Preparation for tests like colonoscopy, although it is not strictly a fast, requires taking clear fluids for a day or two prior to the test. This can often lower blood sugars, so pills that lower blood sugar below normal range (see above) or insulin will have to be adjusted (lowered) and the person with diabetes should ask their team how to do this safely. It also helps if you let the person booking the test know that you have diabetes and that if you are at risk of a low sugar from the insulin or pills. Ask that the test be done first thing in the morning, so you don’t have to be fasting for many hours prior to the test.
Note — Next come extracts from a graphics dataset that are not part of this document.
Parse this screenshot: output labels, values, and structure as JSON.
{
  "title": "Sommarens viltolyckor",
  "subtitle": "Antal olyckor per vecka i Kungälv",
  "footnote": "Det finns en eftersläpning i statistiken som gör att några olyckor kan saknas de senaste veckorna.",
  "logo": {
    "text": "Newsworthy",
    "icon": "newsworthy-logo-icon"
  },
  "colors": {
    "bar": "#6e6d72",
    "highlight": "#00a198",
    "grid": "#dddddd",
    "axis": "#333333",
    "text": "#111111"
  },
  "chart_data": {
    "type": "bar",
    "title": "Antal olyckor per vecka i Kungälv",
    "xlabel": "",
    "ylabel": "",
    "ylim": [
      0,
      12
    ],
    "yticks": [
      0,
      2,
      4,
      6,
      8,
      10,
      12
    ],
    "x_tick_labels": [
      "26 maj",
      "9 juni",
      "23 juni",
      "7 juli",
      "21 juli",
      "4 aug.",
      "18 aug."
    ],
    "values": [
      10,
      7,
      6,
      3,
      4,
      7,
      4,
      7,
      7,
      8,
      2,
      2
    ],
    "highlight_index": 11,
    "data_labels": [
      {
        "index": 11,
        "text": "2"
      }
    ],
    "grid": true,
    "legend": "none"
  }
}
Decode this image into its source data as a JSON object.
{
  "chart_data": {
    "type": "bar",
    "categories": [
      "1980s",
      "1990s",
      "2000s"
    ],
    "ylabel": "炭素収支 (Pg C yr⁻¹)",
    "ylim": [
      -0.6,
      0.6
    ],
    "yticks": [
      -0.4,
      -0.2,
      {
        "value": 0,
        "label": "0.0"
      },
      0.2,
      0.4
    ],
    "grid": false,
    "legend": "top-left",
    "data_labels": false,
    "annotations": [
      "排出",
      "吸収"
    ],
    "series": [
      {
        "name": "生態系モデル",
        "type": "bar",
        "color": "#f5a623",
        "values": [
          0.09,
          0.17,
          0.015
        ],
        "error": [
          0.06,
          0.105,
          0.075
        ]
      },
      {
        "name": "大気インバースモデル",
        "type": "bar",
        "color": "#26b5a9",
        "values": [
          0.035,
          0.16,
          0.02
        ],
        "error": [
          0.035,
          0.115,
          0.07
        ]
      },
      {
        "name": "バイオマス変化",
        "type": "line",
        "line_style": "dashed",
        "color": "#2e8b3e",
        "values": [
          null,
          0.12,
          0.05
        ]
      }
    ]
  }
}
Fasting for religious reason
Fasting for the holy month of Ramadan for Muslims or for Yom Kippur for those of the Jewish faith is required for observant adults of these religions. Although both religions exempt those for whom this could affect their health, many still choose to fast. People for whom this would have the most consequences would be those with type 1 diabetes or pregnant women with diabetes. They should discuss fasting with their diabetes team.
Other people who should likely not fast are those who already have poorly controlled diabetes, acute illness or advanced diabetes complications. People intending to fast should be sure to wear their Medic Alert bracelet, carry low blood sugar treatment with them and check their blood sugars more often.
Hypoglycemia with fasting
Adults with type 2 on medication that lower sugars to below 4 mmol/L, such as insulin, glyburide, gliclazide or repaglinide (GlucoNorm®), may need to lower the doses. Some studies suggest a reduction of night-time (basal) insulin in type 2 diabetes of about 20%. It is important to break the fast if blood sugars drop below 4mmo/L, or lower than is recommended by the diabetes team. The person with diabetes should check their sugars more often during the fast.
People on any combination of diet, metformin, pioglitazone (Actos®) /rosiglitazone (Avandia®) or sitagliptin (Januvia®)/ saxagliptin (Onglyza®)/ linagliptin (Tradjenta®)/ liraglutide (Victoza®) or acarbose (Glucobay®) are less likely to have a low blood sugar, than if on the other medications mentioned that lower sugars below normal range. In Ramadan, the morning meal before sunrise (suhoor) should be the time that the medications that lower blood sugars should be taken, and also before the evening meal after sunset (iftar).
Hyperglycemia/dehydration with fasting
This is more of a problem in very hot countries, but dehydration and consequently high blood sugars can be a consequence of fasting. If blood sugars go above 15 mmol/L, patients should break their fast and return to their normal routine. Sometimes the higher sugars are due to too much reduction of medication.
Every person with diabetes is different. if you would like to fast, check with your diabetes team to see how you can do it safely and successfully.